We propose that we are now at a critical moment of transformation in psychiatric epidemiology. In recent years, epidemiological investigations of the causes of mental disorders have grown exponentially, and the nature of these investigations has changed. We are now studying specific genetic and epigenetic causes and their relationship to environmental exposures, using large population registries that provide data over long time periods, employing new technologies to examine neighborhood and societal-level effects, and transforming the use of high-risk and other designs that previously existed but could not be applied with the same sophistication. This kind of research entails interdisciplinary collaboration (and training to facilitate this), refined assessment of potential etiological factors, and more attention to potential mechanisms. It also entails the acknowledgement that factors at multiple levels, from cell to society, contribute to these disorders. This broader framework is important for the design of all studies; even though a single study will likely address questions at only one or two levels, the framework helps in the selection of the appropriate level and the understanding of the limitations inherent in studying only one level (Susser and Susser 1996; Susser et al. 2006).

The recognition that mental disorders should be a priority in all populations has also grown exponentially. Although the United Nations in 2011 did not include mental disorders among non-communicable disease priorities, there was considerable controversy about this exclusion, and soon afterward many international funding agencies added mental disorders to their list of priorities. The 2011 decision by the UN is already being seen as a mistake by many leaders in public health. We think it highly unlikely that by the end of this decade, the exclusion of mental disorders will still be considered acceptable in any broad public health initiative.
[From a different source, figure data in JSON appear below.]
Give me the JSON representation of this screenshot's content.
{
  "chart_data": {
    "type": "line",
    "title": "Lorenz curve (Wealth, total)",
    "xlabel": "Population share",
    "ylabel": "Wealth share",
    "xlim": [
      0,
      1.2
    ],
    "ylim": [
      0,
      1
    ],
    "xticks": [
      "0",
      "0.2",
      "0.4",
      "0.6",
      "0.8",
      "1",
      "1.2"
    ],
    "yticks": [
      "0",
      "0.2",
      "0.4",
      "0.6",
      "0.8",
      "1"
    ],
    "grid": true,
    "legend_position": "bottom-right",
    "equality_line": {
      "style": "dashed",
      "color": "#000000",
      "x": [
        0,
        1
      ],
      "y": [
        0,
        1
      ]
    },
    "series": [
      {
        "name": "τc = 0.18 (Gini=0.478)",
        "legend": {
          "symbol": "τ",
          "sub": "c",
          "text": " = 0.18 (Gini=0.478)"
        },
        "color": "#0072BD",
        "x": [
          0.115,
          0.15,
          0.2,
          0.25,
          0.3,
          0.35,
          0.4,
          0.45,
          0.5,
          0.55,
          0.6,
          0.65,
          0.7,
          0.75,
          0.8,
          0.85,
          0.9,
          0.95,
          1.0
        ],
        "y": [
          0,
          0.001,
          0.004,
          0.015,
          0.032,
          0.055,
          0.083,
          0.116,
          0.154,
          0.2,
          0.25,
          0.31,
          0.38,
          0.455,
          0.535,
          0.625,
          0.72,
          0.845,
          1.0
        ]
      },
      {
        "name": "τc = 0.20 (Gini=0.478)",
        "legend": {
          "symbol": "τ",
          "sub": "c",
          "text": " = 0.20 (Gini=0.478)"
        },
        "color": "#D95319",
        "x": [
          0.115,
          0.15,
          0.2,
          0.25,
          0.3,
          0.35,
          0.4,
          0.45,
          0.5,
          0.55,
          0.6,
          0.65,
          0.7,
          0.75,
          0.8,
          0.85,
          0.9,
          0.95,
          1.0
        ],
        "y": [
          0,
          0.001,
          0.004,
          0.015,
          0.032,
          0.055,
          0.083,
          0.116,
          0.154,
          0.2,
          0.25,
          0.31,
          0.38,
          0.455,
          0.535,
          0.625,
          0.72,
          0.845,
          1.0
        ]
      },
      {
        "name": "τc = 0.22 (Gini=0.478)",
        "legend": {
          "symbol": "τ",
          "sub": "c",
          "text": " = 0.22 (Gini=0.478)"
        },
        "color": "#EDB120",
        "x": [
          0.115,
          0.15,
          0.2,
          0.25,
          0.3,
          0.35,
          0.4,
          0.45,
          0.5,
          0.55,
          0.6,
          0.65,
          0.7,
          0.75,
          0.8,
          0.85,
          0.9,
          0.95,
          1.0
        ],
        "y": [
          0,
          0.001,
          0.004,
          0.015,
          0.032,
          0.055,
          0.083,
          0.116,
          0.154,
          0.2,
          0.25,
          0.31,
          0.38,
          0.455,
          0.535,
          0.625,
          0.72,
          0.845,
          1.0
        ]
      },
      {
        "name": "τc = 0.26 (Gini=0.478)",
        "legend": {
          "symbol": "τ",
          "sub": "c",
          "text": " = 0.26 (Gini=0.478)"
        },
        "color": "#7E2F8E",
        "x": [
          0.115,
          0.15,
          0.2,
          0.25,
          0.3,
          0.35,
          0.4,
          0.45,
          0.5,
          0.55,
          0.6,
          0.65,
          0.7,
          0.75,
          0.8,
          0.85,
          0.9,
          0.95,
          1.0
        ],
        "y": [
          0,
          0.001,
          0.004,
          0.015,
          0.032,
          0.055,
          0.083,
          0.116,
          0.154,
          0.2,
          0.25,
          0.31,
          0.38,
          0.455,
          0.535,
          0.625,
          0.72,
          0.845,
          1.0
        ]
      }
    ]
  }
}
The magnitude of the global public health burden associated with mental disorders also highlights the need for additional applied research related to the organization, financing, and delivery of mental health services. Throughout the past 100 years of research, there has been consistent evidence of the sizable proportion of persons with diagnosable mental disorders who receive no or limited treatment. At the same time, more recent epidemiological surveys reflect a high level of “met unneed” where individuals with low levels of need had a higher probability of accessing treatment than those with more severe conditions (Kessler et al. 1997; Mojtabai et al. 2002). There is an urgent need to increase both research and mental health services throughout the continuum of prevention and treatment, to increase availability in LMIC, and to better align service receipt with treatment need. As highlighted in this chapter, the field of epidemiology has advanced our knowledge of the forms and prevalence of major psychiatric conditions and is contributing to new discoveries regarding etiology. Parallel emphasis is needed on the applied side of psychiatric epidemiology, around the distribution and evaluation of population-level resources to reduce the burden of these highly prevalent and debilitating set of disorders.